Jehoshaphat’s son, Jehoram, was a power-hungry despot, who killed all of his brothers soon after he became king. He did what was evil in the sight of the Lord encouraging the people to give honour to idols. He was defeated in battle by the Edomites as well as the Philistines. And he died a terrible death from a severe intestinal disease after reigning for only eight years. His son, Ahaziah, was even worse, only reigning for one year before his wicked mother, Athaliah, became ruler of the land for six years. She tried to kill every heir to the throne, but Joash escaped her wicked plot through the help of the former king’s sister, Jehosheba, who stole him away and managed to hide him in the temple for six years. And under the direction of the godly priest, Jehoiada, the day came when the people were ready to crown the boy king and to rid themselves of the evil Athaliah. Under Jehoiada’s godly advisement Joash served the people according to God’s ways and with His blessing. But as soon as the godly Jehoiada died at 130 years old, the leaders of Judah persuaded Joash to abandon the worship of the Lord and to turn to idols. And when Jehoiada’s son, Zachariah, who followed his father as priest, protested this change, he was stoned to death by order of none other than King Joash! This led to an invasion from the Arameans with a very small army whom God helped in defeat of Judah. And Joash himself was assissinated by his own leaders in his own bed as he lay wounded from battle.
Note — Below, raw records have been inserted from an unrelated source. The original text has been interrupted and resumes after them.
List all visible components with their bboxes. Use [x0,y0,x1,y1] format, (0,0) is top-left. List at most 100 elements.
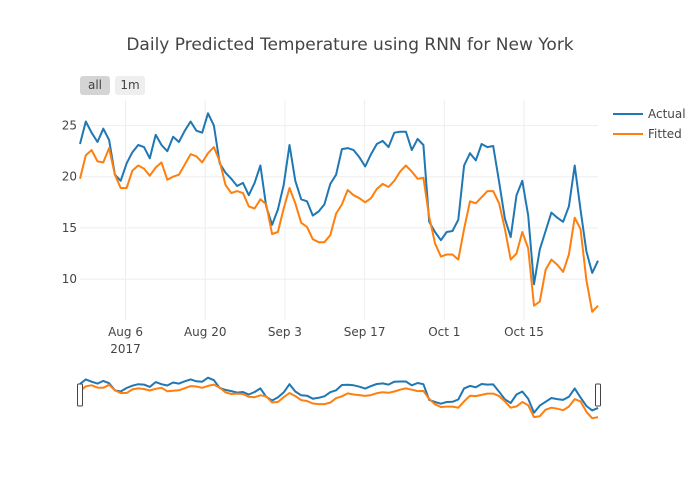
data-point-fitted[interactable] [199,159,205,165]
data-point-fitted[interactable] [409,169,415,175]
slider-handle-left[interactable] [77,383,83,407]
data-point-fitted[interactable] [479,194,485,200]
data-point-actual[interactable] [281,182,287,188]
data-point-fitted[interactable] [228,190,234,196]
data-point-actual[interactable] [170,134,176,140]
data-point-actual[interactable] [176,139,182,145]
data-point-actual[interactable] [240,180,246,186]
range-button-all[interactable]: all [80,76,110,95]
data-point-actual[interactable] [578,206,584,212]
data-point-fitted[interactable] [205,150,211,156]
data-point-actual[interactable] [252,180,258,186]
data-point-fitted[interactable] [188,151,194,157]
data-point-actual[interactable] [455,217,461,223]
data-point-fitted[interactable] [380,181,386,187]
data-point-fitted[interactable] [106,145,112,151]
data-point-actual[interactable] [420,142,426,148]
series-line-actual[interactable] [79,112,599,286]
data-point-fitted[interactable] [252,205,258,211]
data-point-actual[interactable] [147,155,153,161]
data-point-actual[interactable] [316,209,322,215]
data-point-actual[interactable] [141,144,147,150]
data-point-fitted[interactable] [578,226,584,232]
data-point-fitted[interactable] [124,185,130,191]
data-point-fitted[interactable] [176,172,182,178]
data-point-actual[interactable] [374,141,380,147]
data-point-actual[interactable] [333,172,339,178]
data-point-actual[interactable] [362,164,368,170]
data-point-fitted[interactable] [543,267,549,273]
data-point-fitted[interactable] [385,184,391,190]
data-point-actual[interactable] [554,215,560,221]
data-point-actual[interactable] [351,147,357,153]
data-point-fitted[interactable] [246,203,252,209]
data-point-fitted[interactable] [83,152,89,158]
data-point-actual[interactable] [153,132,159,138]
data-point-fitted[interactable] [397,169,403,175]
data-point-fitted[interactable] [554,262,560,268]
data-point-actual[interactable] [479,141,485,147]
data-point-actual[interactable] [339,146,345,152]
data-point-actual[interactable] [275,206,281,212]
data-point-fitted[interactable] [560,269,566,275]
data-point-actual[interactable] [572,162,578,168]
data-point-fitted[interactable] [339,201,345,207]
data-point-fitted[interactable] [374,186,380,192]
data-point-actual[interactable] [100,126,106,132]
data-point-actual[interactable] [403,129,409,135]
data-point-fitted[interactable] [548,257,554,263]
data-point-actual[interactable] [409,147,415,153]
data-point-actual[interactable] [83,118,89,124]
data-point-actual[interactable] [135,142,141,148]
data-point-actual[interactable] [397,129,403,135]
data-point-fitted[interactable] [333,211,339,217]
range-button-1m[interactable]: 1m [115,76,145,95]
data-point-fitted[interactable] [444,252,450,258]
legend-label-fitted[interactable]: Fitted [648,127,682,141]
data-point-actual[interactable] [292,178,298,184]
data-point-actual[interactable] [246,192,252,198]
data-point-fitted[interactable] [298,220,304,226]
data-point-fitted[interactable] [129,168,135,174]
data-point-fitted[interactable] [135,162,141,168]
data-point-actual[interactable] [356,154,362,160]
data-point-fitted[interactable] [583,277,589,283]
data-point-fitted[interactable] [420,175,426,181]
data-point-actual[interactable] [595,258,601,264]
data-point-fitted[interactable] [158,159,164,165]
data-point-actual[interactable] [129,149,135,155]
data-point-fitted[interactable] [572,215,578,221]
data-point-fitted[interactable] [193,153,199,159]
data-point-fitted[interactable] [484,188,490,194]
data-point-fitted[interactable] [467,198,473,204]
data-point-actual[interactable] [321,201,327,207]
data-point-actual[interactable] [589,270,595,276]
data-point-fitted[interactable] [502,226,508,232]
data-point-actual[interactable] [182,128,188,134]
data-point-fitted[interactable] [275,229,281,235]
data-point-actual[interactable] [199,130,205,136]
data-point-actual[interactable] [473,157,479,163]
data-point-fitted[interactable] [345,187,351,193]
data-point-actual[interactable] [211,123,217,129]
data-point-fitted[interactable] [449,252,455,258]
data-point-fitted[interactable] [321,239,327,245]
data-point-fitted[interactable] [473,200,479,206]
data-point-actual[interactable] [298,196,304,202]
data-point-fitted[interactable] [217,158,223,164]
data-point-fitted[interactable] [589,309,595,315]
data-point-fitted[interactable] [327,232,333,238]
data-point-fitted[interactable] [263,201,269,207]
data-point-fitted[interactable] [287,185,293,191]
data-point-actual[interactable] [525,213,531,219]
data-point-fitted[interactable] [415,176,421,182]
data-point-actual[interactable] [188,118,194,124]
data-point-fitted[interactable] [77,176,83,182]
data-point-actual[interactable] [449,228,455,234]
data-point-actual[interactable] [484,144,490,150]
data-point-fitted[interactable] [537,299,543,305]
data-point-fitted[interactable] [351,192,357,198]
data-point-actual[interactable] [124,160,130,166]
data-point-actual[interactable] [380,138,386,144]
data-point-fitted[interactable] [292,200,298,206]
The next king, Amaziah, at first listened to the Lord as He spoke to him through a prophet, but in the end he turned to worship the gods of Edom, and so God arranged for his demise at the hand of the king (Jehoash) of Israel. He lived for awhile after his defeat but was eventually also assissinated by enemies from within his own land.
That’s about as far as I’ve gotten in my reading at this time in this series on the kings of Judah after the time of Solomon. In this brief survey, it seems so obvious that leaders and people did well when they were careful to worship the Lord and follow His ways and that they did poorly, were overcome by enemies, and died terrible deaths when they abandoned the Lord. It seems like such a simple cause-and-effect relationship. I know it may not always be that simple in terms of some of the difficulties Christians and Christian leaders experience for other reasons. But in general, I’m sure this cause and effect relationship has a lot of validity. If church leaders/pastors are humble before the Lord and are careful to keep Him central, God blesses them and their people. But if they begin to abandon His life and truth as presented in the Scriptures for questionable practices, God will allow division, attack from strange places, and the church’s demise.
May God be pleased to make us the kind of people who are diligent to follow Him, and to give us godly leaders in our denominations and churches in these days who are humble before Him and diligent to follow His ways as so clearly outlined in His Word. Then we and they will prosper and the churches they lead will be blessed.